Email spoofing is when someone sends an email that is made to appear as though it came from a different address or sender than it actually did, often a trusted sender, organization, or even your own email address. Attackers use spoofing to trick recipients into trusting a message or to bypass spam filters.
Spoofing is possible because the addresses you see in the To and From fields are simply part of the message content, they do not determine delivery. For example, forwarded emails maintain the original To and From while the sender (the person who forwarded the email to you) and recipient (you) are different. Behind the scenes, email is routed using separate “envelope” addresses.
Since the email system was originally designed for communication between trusted devices, To and From fields can be forged or spoofed. The Email addressing help page has more detailed information about this process.
Modern sender authentication tools can help in identifying when an email has been spoofed.
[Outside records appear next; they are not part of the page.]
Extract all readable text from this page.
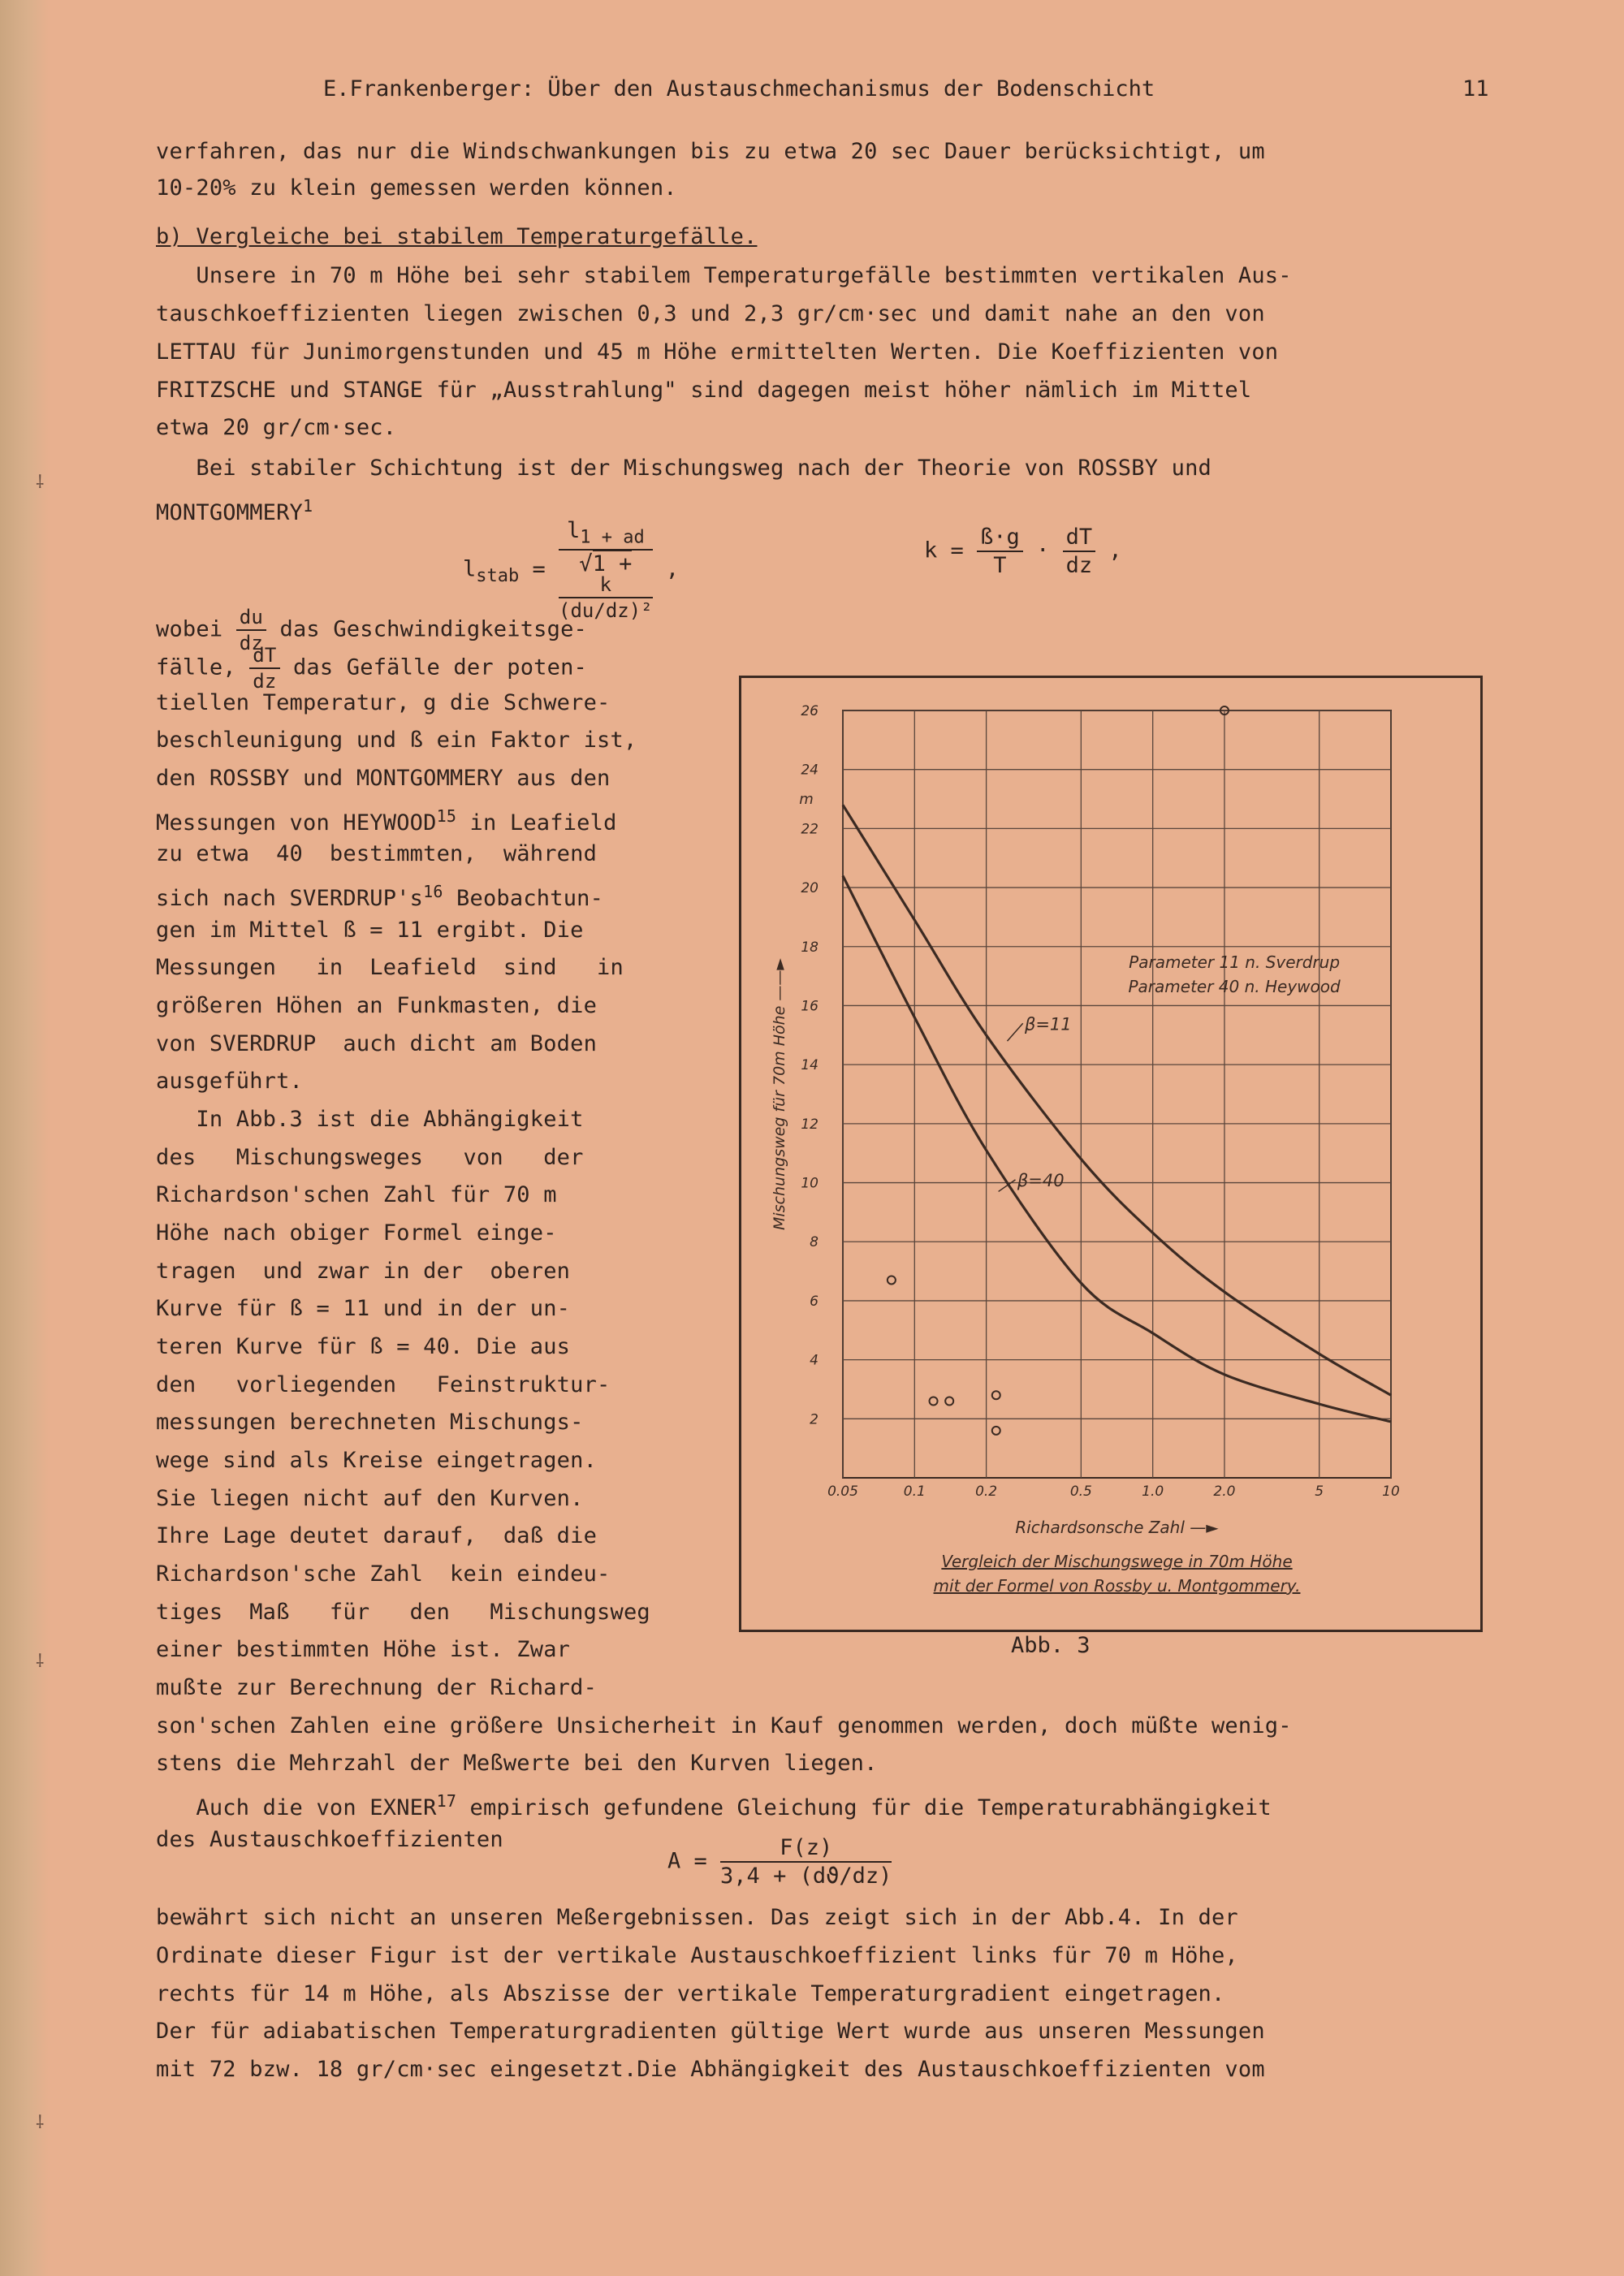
⸸
⸸
⸸
E.Frankenberger: Über den Austauschmechanismus der Bodenschicht	11
verfahren, das nur die Windschwankungen bis zu etwa 20 sec Dauer berücksichtigt, um
10-20% zu klein gemessen werden können.
b) Vergleiche bei stabilem Temperaturgefälle.
Unsere in 70 m Höhe bei sehr stabilem Temperaturgefälle bestimmten vertikalen Aus-
tauschkoeffizienten liegen zwischen 0,3 und 2,3 gr/cm·sec und damit nahe an den von
LETTAU für Junimorgenstunden und 45 m Höhe ermittelten Werten. Die Koeffizienten von
FRITZSCHE und STANGE für „Ausstrahlung" sind dagegen meist höher nämlich im Mittel
etwa 20 gr/cm·sec.
Bei stabiler Schichtung ist der Mischungsweg nach der Theorie von ROSSBY und
MONTGOMMERY$^1$
$l_{stab} = l_{1 +}$ $_{ad}$
√1 +
k
(du/dz)² ,
$k = \frac{ß\cdot g}{T} \cdot \frac{dT}{dz}$ ,
wobei $\frac{du}{dz}$ das Geschwindigkeitsge-
fälle, $\frac{dT}{dz}$ das Gefälle der poten-
tiellen Temperatur, g die Schwere-
beschleunigung und ß ein Faktor ist,
den ROSSBY und MONTGOMMERY aus den
Messungen von HEYWOOD$^{15}$ in Leafield
zu etwa  40  bestimmten,  während
sich nach $SVERDRUP's^{16}$ Beobachtun-
gen im Mittel ß = 11 ergibt. Die
Messungen   in  Leafield  sind   in
größeren Höhen an Funkmasten, die
von SVERDRUP  auch dicht am Boden
ausgeführt.
In Abb.3 ist die Abhängigkeit
des   Mischungsweges   von   der
Richardson'schen Zahl für 70 m
Höhe nach obiger Formel einge-
tragen  und zwar in der  oberen
Kurve für ß = 11 und in der un-
teren Kurve für ß = 40. Die aus
den   vorliegenden   Feinstruktur-
messungen berechneten Mischungs-
wege sind als Kreise eingetragen.
Sie liegen nicht auf den Kurven.
Ihre Lage deutet darauf,  daß die
Richardson'sche Zahl  kein eindeu-
tiges  Maß   für   den   Mischungsweg
einer bestimmten Höhe ist. Zwar
mußte zur Berechnung der Richard-
son'schen Zahlen eine größere Unsicherheit in Kauf genommen werden, doch müßte wenig-
stens die Mehrzahl der Meßwerte bei den Kurven liegen.
Auch die von EXNER$^{17}$ empirisch gefundene Gleichung für die Temperaturabhängigkeit
des Austauschkoeffizienten
$A = \frac{F(z)}{3,4 + (dϑ/dz)}$
bewährt sich nicht an unseren Meßergebnissen. Das zeigt sich in der Abb.4. In der
Ordinate dieser Figur ist der vertikale Austauschkoeffizient links für 70 m Höhe,
rechts für 14 m Höhe, als Abszisse der vertikale Temperaturgradient eingetragen.
Der für adiabatischen Temperaturgradienten gültige Wert wurde aus unseren Messungen
mit 72 bzw. 18 gr/cm·sec eingesetzt.Die Abhängigkeit des Austauschkoeffizienten vom
0.05	0.1	0.2	0.5	1.0	2.0	5	10
2
4
6
8
10
12
14
16
18
20
22
24
26
m
Mischungsweg für 70m Höhe ——►
Richardsonsche Zahl —►
Parameter 11 n. Sverdrup
Parameter 40 n. Heywood
β=11
β=40
Vergleich der Mischungswege in 70m Höhe
mit der Formel von Rossby u. Montgommery.
Abb. 3
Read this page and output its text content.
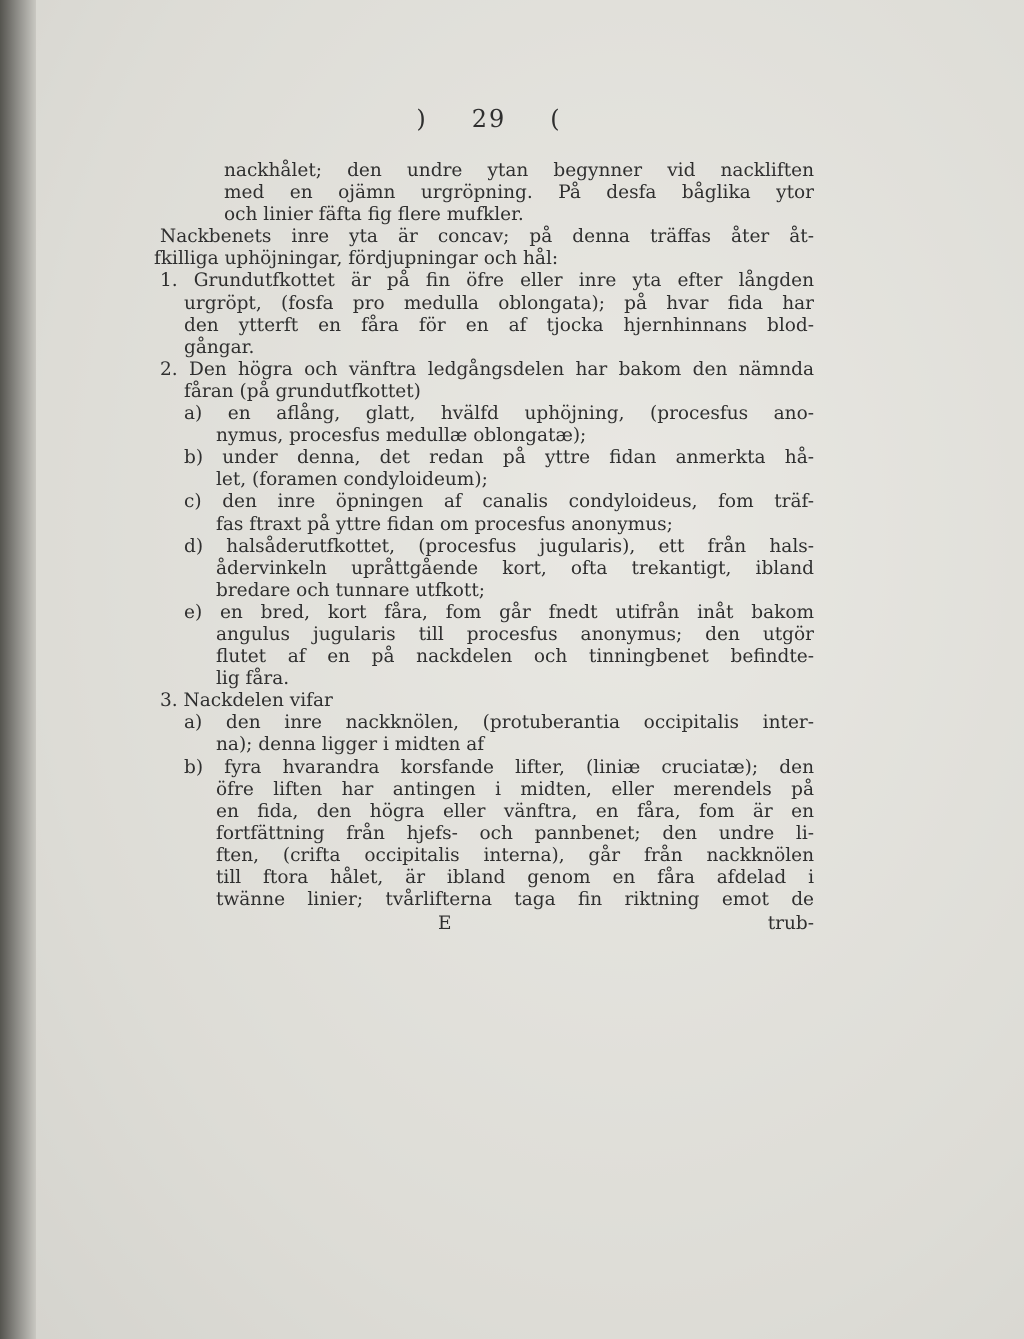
) 29 (
nackhålet; den undre ytan begynner vid nackliften
med en ojämn urgröpning. På desfa båglika ytor
och linier fäfta fig flere mufkler.
Nackbenets inre yta är concav; på denna träffas åter åt-
fkilliga uphöjningar, fördjupningar och hål:
1. Grundutfkottet är på fin öfre eller inre yta efter långden
urgröpt, (fosfa pro medulla oblongata); på hvar fida har
den ytterft en fåra för en af tjocka hjernhinnans blod-
gångar.
2. Den högra och vänftra ledgångsdelen har bakom den nämnda
fåran (på grundutfkottet)
a) en aflång, glatt, hvälfd uphöjning, (procesfus ano-
nymus, procesfus medullæ oblongatæ);
b) under denna, det redan på yttre fidan anmerkta hå-
let, (foramen condyloideum);
c) den inre öpningen af canalis condyloideus, fom träf-
fas ftraxt på yttre fidan om procesfus anonymus;
d) halsåderutfkottet, (procesfus jugularis), ett från hals-
ådervinkeln upråttgående kort, ofta trekantigt, ibland
bredare och tunnare utfkott;
e) en bred, kort fåra, fom går fnedt utifrån inåt bakom
angulus jugularis till procesfus anonymus; den utgör
flutet af en på nackdelen och tinningbenet befindte-
lig fåra.
3. Nackdelen vifar
a) den inre nackknölen, (protuberantia occipitalis inter-
na); denna ligger i midten af
b) fyra hvarandra korsfande lifter, (liniæ cruciatæ); den
öfre liften har antingen i midten, eller merendels på
en fida, den högra eller vänftra, en fåra, fom är en
fortfättning från hjefs- och pannbenet; den undre li-
ften, (crifta occipitalis interna), går från nackknölen
till ftora hålet, är ibland genom en fåra afdelad i
twänne linier; tvårlifterna taga fin riktning emot de
E	trub-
What is sender authentication?
We use Sender authentication standards like SPF, DKIM, DMARC, and ARC to help verify that an email really came from who it claims to. SPF checks whether the sending server is allowed to send for that domain, DKIM uses cryptographic signatures so receivers can tell if the message was tampered with. DMARC builds on these by checking against the domain in the header “From” (the part that is most commonly spoofed), and by letting domain owners specify how SPF and DKIM failures should be handled.
Fastmail treats authentication results as a signal and not a cause to block emails because sender authentication can fail for legitimate reasons such as email forwarding. Not all authentication failures indicate a spoofed or malicious message. When an email fails authentication, spam scores are adjusted to reflect this. However, authentication is only one of many factors used to determine whether a message is delivered to the Inbox or Spam.
How to detect if an email was sent from your Fastmail account?
You can view the headers of an email by clicking the Actions menu at the top right of the message, then clicking Show raw message.
If the header X-ME-Sender is present and contains xms information, the email was sent from Fastmail servers which means the email was not spoofed. If you see this header on an email with your address in the “From” header and you did not send this email, please reach out to our support team for assistance.
How can I prevent spoofing?
If you receive a spoofed message, you can report it as spam by selecting the message, clicking the More button, and clicking Report spam.
If you are using a custom domain and you’re seeing frequent spoofing attempts, we recommend setting up a DMARC policy. This tells receiving mail servers how to handle unauthenticated emails sent from your domain.